11.2.13 Chunk options

  • tar_globals: Logical of length 1, whether to define globals or targets. If TRUE, the chunk code defines functions, objects, and options common to all the targets. If FALSE or NULL (default), then the chunk returns formal targets for the pipeline.
  • tar_interactive: Logical of length 1 to choose whether to run the chunk in interactive mode or non-interactive mode.
  • tar_name: name to use for writing helper script files (e.g. _targets_r/targets/target_script.R) and specifying target names if the tar_simple chunk option is TRUE. All helper scripts and target names must have unique names, so please do not set this option globally with knitr::opts_chunk$set().
  • tar_script: Character of length 1, where to write the target script file in non-interactive mode. Most users can skip this option and stick with the default _targets.R script path. Helper script files are always written next to the target script in a folder with an "_r" suffix. The tar_script path must either be absolute or be relative to the project root (where you call tar_make() or similar). If not specified, the target script path defaults to tar_config_get("script") (default: _targets.R; helpers default: _targets_r/). When you run tar_make() etc. with a non-default target script, you must select the correct target script file either with the script argument or with tar_config_set(script = ...). The function will source() the script file from the current working directory (i.e. with chdir = FALSE in source()).
  • tar_simple: Logical of length 1. Set to TRUE to define a single target with a simplified interface. In code chunks with tar_simple equal to TRUE, the chunk label (or the tar_name chunk option if you set it) becomes the name, and the chunk code becomes the command. In other words, a code chunk with label targetname and command mycommand() automatically gets converted to tar_target(name = targetname, command = mycommand()). All other arguments of tar_target() remain at their default values (configurable with tar_option_set() in a tar_globals = TRUE chunk).

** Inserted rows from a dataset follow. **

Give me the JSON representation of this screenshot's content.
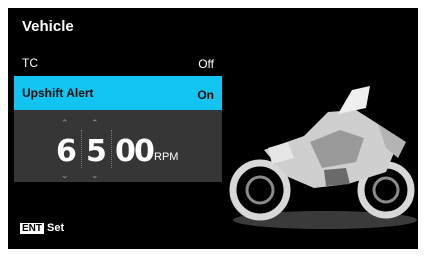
{
  "header": {
    "title": "Vehicle"
  },
  "menu": {
    "tc": {
      "label": "TC",
      "value": "Off"
    },
    "upshift_alert": {
      "label": "Upshift Alert",
      "value": "On"
    }
  },
  "rpm_setting": {
    "digits": [
      "6",
      "5",
      "0",
      "0"
    ],
    "unit": "RPM"
  },
  "footer": {
    "key": "ENT",
    "action": "Set"
  },
  "colors": {
    "accent": "#12c5f0",
    "panel": "#363636",
    "background": "#000000"
  }
}
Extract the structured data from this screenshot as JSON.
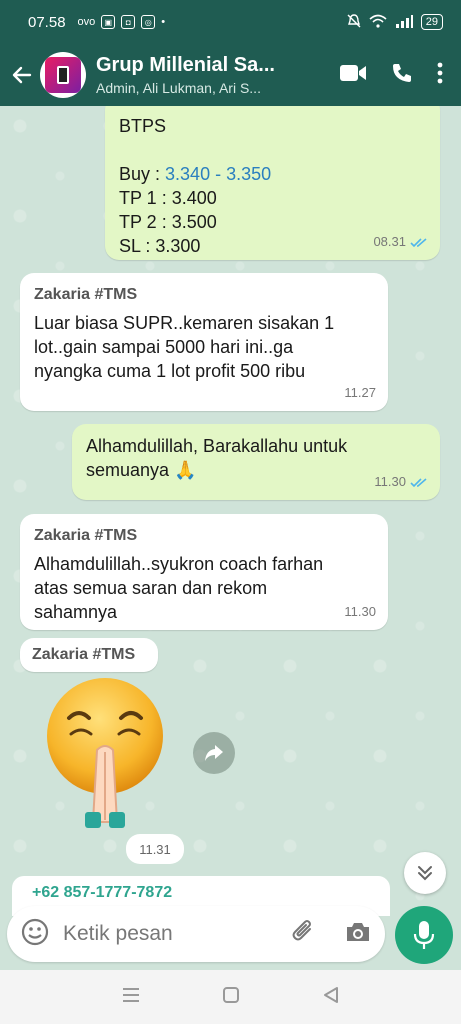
{
  "status_bar": {
    "time": "07.58",
    "notif_icons": [
      "ovo-icon",
      "jago-icon",
      "shopee-icon",
      "app-icon"
    ],
    "battery": "29"
  },
  "header": {
    "title": "Grup Millenial Sa...",
    "subtitle": "Admin, Ali Lukman, Ari S..."
  },
  "messages": [
    {
      "id": "m1",
      "direction": "out",
      "lines": [
        "BTPS",
        "",
        "Buy : ",
        "TP 1 : 3.400",
        "TP 2 : 3.500",
        "SL : 3.300"
      ],
      "buy_range": "3.340 - 3.350",
      "time": "08.31",
      "read": true
    },
    {
      "id": "m2",
      "direction": "in",
      "sender": "Zakaria #TMS",
      "lines": [
        "Luar biasa SUPR..kemaren sisakan 1",
        "lot..gain sampai 5000 hari ini..ga",
        "nyangka cuma 1 lot profit 500 ribu"
      ],
      "time": "11.27"
    },
    {
      "id": "m3",
      "direction": "out",
      "lines": [
        "Alhamdulillah, Barakallahu untuk",
        "semuanya 🙏"
      ],
      "time": "11.30",
      "read": true
    },
    {
      "id": "m4",
      "direction": "in",
      "sender": "Zakaria #TMS",
      "lines": [
        "Alhamdulillah..syukron coach farhan",
        "atas semua saran dan rekom",
        "sahamnya"
      ],
      "time": "11.30"
    },
    {
      "id": "m5",
      "direction": "in",
      "sender": "Zakaria #TMS",
      "sticker": "praying-emoji-sticker",
      "time": "11.31"
    }
  ],
  "peek_sender": "+62 857-1777-7872",
  "composer": {
    "placeholder": "Ketik pesan"
  },
  "colors": {
    "header": "#1f5c52",
    "outgoing_bubble": "#e3f7c6",
    "incoming_bubble": "#ffffff",
    "link_blue": "#2a7fbf",
    "mic_green": "#1fa67a",
    "read_ticks": "#4fb6ec"
  }
}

  1. except the parameter grid argument is called execute_params in tar_quarto_rep().↩︎

  2. Target Markdown is powered entirely by targets and knitr. It does not actually require Markdown, although Markdown is the recommended way to interact with it.↩︎

  3. In targets version 0.6.0, the mode is interactive if interactive() is TRUE. In subsequent versions, the mode is interactive if !isTRUE(getOption("knitr.in.progress")) is TRUE.↩︎

  4. The _targets.R file from Target Markdown never changes from chunk to chunk or report to report, so you can spread your work over multiple reports without worrying about aligning _targets.R scripts. Just be sure all your chunk names are unique across all the reports of a project, or you set the tar_name chunk option to specify base names of script file paths.↩︎

  5. In addition, for bookdown projects, chunk labels should only use alphanumeric characters and dashes.↩︎